Why a scientist is the prize

Most of the AI talent war has been about people who build the models: architecture leads, training experts, the researchers who make the next system smarter than the last. Jumper is a different kind of get. He is the person who proved that a model could produce a genuine scientific breakthrough, not a better chatbot but an actual advance in how we understand biology.

That is what makes this hire a signal rather than just a headcount change. Anthropic is not poaching Jumper to improve Claude's coding scores. It is buying credibility and direction in AI for science, the bet that the most valuable thing these systems will ever do is not answer emails but accelerate real discovery in biology and medicine.
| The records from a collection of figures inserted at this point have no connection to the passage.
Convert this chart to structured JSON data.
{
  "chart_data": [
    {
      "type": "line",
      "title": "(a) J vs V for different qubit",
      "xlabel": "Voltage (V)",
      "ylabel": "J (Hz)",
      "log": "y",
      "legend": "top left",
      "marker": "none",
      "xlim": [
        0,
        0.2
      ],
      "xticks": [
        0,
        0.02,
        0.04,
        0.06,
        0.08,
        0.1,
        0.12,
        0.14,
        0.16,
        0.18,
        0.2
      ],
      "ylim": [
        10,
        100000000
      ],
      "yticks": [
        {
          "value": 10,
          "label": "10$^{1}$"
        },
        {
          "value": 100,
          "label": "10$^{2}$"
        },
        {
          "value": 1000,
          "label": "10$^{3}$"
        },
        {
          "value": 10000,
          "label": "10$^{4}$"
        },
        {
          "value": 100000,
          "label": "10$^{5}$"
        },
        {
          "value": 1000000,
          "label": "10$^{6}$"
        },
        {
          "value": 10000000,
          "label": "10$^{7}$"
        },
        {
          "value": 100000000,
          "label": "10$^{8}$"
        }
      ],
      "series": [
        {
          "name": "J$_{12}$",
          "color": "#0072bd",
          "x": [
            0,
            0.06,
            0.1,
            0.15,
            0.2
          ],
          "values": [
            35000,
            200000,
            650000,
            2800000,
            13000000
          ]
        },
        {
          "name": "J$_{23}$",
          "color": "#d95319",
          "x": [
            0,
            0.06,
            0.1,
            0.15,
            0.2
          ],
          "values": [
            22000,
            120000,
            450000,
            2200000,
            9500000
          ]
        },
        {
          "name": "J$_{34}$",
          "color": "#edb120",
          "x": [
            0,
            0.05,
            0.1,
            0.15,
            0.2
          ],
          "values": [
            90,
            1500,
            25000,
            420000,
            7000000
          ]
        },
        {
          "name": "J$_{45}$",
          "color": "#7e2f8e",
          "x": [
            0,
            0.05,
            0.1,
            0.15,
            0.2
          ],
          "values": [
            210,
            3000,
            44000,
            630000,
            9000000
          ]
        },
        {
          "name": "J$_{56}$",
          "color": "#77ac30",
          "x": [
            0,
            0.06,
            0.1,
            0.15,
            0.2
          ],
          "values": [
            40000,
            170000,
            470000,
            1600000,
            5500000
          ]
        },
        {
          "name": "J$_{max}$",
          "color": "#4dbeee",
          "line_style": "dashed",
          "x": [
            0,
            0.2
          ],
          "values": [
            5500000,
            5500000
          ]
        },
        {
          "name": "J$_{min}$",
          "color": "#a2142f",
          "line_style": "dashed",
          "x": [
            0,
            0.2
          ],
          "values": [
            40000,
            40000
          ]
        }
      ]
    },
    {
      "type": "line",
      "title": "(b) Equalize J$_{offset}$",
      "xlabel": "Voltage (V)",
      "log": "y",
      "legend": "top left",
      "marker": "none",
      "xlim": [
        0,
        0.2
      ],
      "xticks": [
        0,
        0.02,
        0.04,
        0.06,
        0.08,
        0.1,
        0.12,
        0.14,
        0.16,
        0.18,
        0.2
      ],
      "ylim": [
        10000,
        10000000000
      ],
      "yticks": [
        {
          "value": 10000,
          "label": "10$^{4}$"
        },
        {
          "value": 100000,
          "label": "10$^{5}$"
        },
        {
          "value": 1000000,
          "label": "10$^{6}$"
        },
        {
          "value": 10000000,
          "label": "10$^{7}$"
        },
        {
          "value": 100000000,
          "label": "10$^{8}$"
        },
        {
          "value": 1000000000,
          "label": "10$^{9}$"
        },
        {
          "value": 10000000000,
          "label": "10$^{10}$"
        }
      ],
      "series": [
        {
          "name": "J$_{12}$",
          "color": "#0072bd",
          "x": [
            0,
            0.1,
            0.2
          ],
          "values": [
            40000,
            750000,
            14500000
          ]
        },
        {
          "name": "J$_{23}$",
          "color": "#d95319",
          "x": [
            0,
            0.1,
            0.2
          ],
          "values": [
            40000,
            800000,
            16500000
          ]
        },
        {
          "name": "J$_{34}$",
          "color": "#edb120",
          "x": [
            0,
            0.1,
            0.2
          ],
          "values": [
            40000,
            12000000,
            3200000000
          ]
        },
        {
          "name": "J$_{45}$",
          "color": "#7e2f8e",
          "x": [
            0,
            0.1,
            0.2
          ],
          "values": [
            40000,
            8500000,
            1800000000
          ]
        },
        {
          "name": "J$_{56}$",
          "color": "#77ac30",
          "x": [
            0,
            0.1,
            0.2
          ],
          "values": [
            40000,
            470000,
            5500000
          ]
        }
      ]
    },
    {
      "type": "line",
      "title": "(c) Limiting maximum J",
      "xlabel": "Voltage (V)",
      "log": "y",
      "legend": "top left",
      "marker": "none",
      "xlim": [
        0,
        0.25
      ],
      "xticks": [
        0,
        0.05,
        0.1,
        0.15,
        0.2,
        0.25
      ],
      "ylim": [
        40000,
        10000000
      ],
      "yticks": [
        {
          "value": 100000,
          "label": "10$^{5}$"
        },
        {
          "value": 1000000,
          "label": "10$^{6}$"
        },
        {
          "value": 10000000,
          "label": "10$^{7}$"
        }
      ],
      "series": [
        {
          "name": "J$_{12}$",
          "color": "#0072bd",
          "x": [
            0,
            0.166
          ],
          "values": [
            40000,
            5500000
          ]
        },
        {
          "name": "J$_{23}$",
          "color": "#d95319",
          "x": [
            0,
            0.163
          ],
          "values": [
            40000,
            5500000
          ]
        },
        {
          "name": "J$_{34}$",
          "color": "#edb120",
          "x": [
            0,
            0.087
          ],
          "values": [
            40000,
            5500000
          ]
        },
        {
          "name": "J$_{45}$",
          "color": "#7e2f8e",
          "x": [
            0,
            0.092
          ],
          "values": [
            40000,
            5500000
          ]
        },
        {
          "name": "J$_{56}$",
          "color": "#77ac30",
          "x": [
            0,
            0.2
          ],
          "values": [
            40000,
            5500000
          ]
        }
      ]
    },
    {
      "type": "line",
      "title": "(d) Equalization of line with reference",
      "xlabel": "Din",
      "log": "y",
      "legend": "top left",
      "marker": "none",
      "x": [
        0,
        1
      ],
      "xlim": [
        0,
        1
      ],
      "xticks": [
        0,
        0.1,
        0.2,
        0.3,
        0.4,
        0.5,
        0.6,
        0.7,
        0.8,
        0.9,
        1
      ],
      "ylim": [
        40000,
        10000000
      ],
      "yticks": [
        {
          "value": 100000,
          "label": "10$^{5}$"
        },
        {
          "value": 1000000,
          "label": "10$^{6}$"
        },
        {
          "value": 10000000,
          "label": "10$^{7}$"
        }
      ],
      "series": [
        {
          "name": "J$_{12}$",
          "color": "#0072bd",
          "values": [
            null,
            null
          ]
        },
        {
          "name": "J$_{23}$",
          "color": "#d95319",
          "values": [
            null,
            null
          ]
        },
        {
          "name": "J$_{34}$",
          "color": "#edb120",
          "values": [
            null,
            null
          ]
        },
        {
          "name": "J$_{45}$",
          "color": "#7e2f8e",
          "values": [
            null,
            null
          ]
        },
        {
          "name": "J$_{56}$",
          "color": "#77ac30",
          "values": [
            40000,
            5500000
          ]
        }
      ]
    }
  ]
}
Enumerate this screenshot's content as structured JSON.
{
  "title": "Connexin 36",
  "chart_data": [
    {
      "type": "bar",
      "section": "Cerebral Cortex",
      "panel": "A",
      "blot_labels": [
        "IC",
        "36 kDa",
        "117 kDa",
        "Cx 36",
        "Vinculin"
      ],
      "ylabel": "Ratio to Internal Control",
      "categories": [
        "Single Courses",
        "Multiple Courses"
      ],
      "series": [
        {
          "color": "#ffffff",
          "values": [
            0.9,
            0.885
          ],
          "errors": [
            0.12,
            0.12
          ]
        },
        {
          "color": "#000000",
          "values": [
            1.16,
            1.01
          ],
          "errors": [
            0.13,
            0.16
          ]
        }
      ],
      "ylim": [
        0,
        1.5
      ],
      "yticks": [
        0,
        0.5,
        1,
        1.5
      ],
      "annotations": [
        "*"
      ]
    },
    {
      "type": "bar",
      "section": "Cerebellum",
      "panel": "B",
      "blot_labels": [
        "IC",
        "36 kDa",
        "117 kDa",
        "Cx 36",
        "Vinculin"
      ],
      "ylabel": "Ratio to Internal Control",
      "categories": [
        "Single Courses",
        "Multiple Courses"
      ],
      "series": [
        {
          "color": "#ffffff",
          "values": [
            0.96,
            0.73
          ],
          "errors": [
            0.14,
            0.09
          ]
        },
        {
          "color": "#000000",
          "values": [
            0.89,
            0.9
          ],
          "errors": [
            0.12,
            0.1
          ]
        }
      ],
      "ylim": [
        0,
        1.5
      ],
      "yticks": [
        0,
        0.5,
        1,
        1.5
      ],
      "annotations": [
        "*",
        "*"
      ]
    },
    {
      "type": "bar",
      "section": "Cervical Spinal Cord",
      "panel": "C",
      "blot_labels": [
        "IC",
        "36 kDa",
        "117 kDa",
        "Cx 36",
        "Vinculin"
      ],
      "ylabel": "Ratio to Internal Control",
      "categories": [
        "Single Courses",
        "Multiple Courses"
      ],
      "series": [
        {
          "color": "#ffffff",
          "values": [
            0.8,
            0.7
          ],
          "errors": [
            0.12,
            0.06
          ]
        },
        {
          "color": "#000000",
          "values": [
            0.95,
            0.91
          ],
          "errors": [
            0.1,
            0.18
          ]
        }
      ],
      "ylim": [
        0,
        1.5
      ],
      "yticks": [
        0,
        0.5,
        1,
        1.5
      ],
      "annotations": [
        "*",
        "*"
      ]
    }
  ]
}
Landing the field's most decorated practitioner is how you announce that ambition without a press release, and it lets Anthropic recruit the next tier of scientists who want to work with him.

The uncomfortable symmetry

There is a mirror image here worth noting. Days earlier, Noam Shazeer, a co-author of the original Transformer paper, left Google for OpenAI. Google, in other words, has now lost a defining architecture researcher to one rival and a Nobel laureate to another inside the same short stretch. DeepMind remains one of the strongest labs on earth, and one departure is not a collapse. But losing two of your most symbolically important people to the two companies you are most directly racing is not a neutral data point either. It suggests the gravity in this field is pulling toward the independent labs, at least for now, at least for the people who can choose.

Money is part of it, and I would be naive to pretend otherwise, since the valuations these labs now carry fund compensation packages Google has to think hard about matching. But money alone does not usually move someone away from the team they made history with. The other half is the pitch that a smaller, focused lab offers more room to define what comes next than a giant does. Whether that pitch survives contact with Anthropic's own scaling into a near-trillion-dollar company is a question Jumper will get to answer from the inside.

For now, the scoreboard reads simply. The person who won a Nobel for AI's most important scientific result will be doing his next chapter somewhere other than where he did his last one, and the field's power is visibly relocating one marquee hire at a time.